I thought I'd post some more critter photos I've taken in the years since I bought my first digital camera. In all of my camping and backpacking and hiking I've encountered quite a number and variety of Erf's critters. Sometimes they behave and sit relatively still so that I can photograph them.

And sometimes they flee before I can get off a shot, or they move too much so that the photographs are ruined.
One animal that I most regret missing in my attempts to add it to my photo journals was a copperhead snake that I came very close to tramping upon. This was on one of the trails in Hanging Rock State Park here in North Carolina. I'd hiked a very long loop and was on my way back to my vehicle after a hot day of hiking the humid mountains there.

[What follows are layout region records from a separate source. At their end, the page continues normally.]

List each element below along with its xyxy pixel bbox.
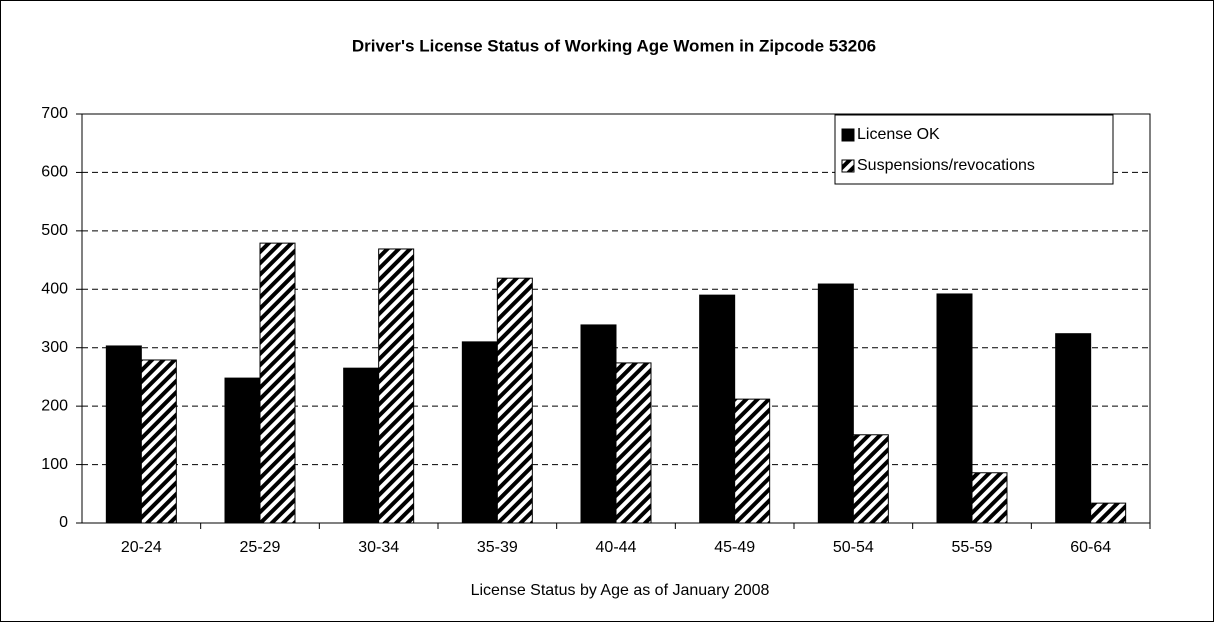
x-tick-label: 20-24	[121, 539, 162, 556]
bar	[852, 434, 889, 524]
bar	[461, 341, 498, 524]
legend-swatch	[841, 128, 855, 142]
x-tick-label: 45-49	[714, 539, 755, 556]
x-tick-label: 55-59	[952, 539, 993, 556]
x-tick-label: 30-34	[358, 539, 399, 556]
x-tick-label: 25-29	[240, 539, 281, 556]
bar	[817, 283, 854, 524]
bar	[259, 242, 296, 524]
legend-box	[834, 114, 1114, 185]
bar	[580, 324, 617, 524]
bar	[496, 277, 533, 524]
y-tick-label: 300	[41, 339, 68, 356]
bar	[224, 377, 261, 524]
y-tick-label: 200	[41, 397, 68, 414]
bar	[734, 398, 771, 524]
bar	[615, 362, 652, 524]
y-tick-label: 500	[41, 222, 68, 239]
x-tick-label: 35-39	[477, 539, 518, 556]
legend-label: Suspensions/revocations	[857, 157, 1035, 174]
bar	[1055, 333, 1092, 524]
bar	[105, 345, 142, 524]
chart-title: Driver's License Status of Working Age W…	[352, 36, 876, 55]
bar	[971, 472, 1008, 524]
legend-swatch	[841, 159, 855, 173]
y-tick-label: 400	[41, 281, 68, 298]
bar	[699, 294, 736, 524]
y-tick-label: 600	[41, 164, 68, 181]
bar	[1090, 502, 1127, 524]
bar	[343, 367, 380, 524]
x-axis-label: License Status by Age as of January 2008	[471, 582, 770, 599]
legend-label: License OK	[857, 126, 940, 143]
y-tick-label: 0	[59, 514, 68, 531]
bar	[140, 359, 177, 524]
bar	[378, 248, 415, 524]
y-tick-label: 100	[41, 456, 68, 473]
x-tick-label: 40-44	[596, 539, 637, 556]
bar	[936, 293, 973, 524]
x-tick-label: 50-54	[833, 539, 874, 556]
y-tick-label: 700	[41, 105, 68, 122]
x-tick-label: 60-64	[1070, 539, 1111, 556]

I'd just crossed a wooden foot bridge and happened to look down as I walked and realized that I was about to step on a copperhead lying in the trail.
The thing about this particular snake is that it's colors were extremely vibrant. I'm certain that it had just shed its skin and I was seeing its new countenance in all of its virgin glory. The snake, realizing that I had appeared, quickly sped off, before I could snap a decent photograph. It's one of my regrets as a haphazard photographer.

There have also been many, many birds that I wanted to shoot with the camera, but who did not wish to pause long enough to accommodate my wishes.

Once, when I was alone and had pulled
over on a grassy shoulder on the Blue Ridge Parkway, an enormous turkey came out of the forest and actually poked its head up high enough to look into the cab of my truck where I was sitting. I tell people about this, but no one believes me. He was the largest wild turkey I've ever seen. Of course, by the time I'd nabbed my camera, he'd fled into the woods on the opposites side of the Parkway.

Then there was the bear that I encountered on the Black Mountain Crest Trail one absolutely stunning November afternoon. But he was running away from me far too fast to get a decent shot, and he vanished into those black forests for which the mountains are named before I could even consider getting his picture. The really good critters are moving at a rapid clip, so it's very hard to prove to others that you ever saw them.

But sometimes you get lucky. I'll never forget the bear who grazed alongside the road in Beartown State Park in West Virginia. An actual wild bear outside of a National Park. He was wary of us, but not terribly afraid. As long as we didn't get too close to him, he was content to go about his life and allow us to watch him.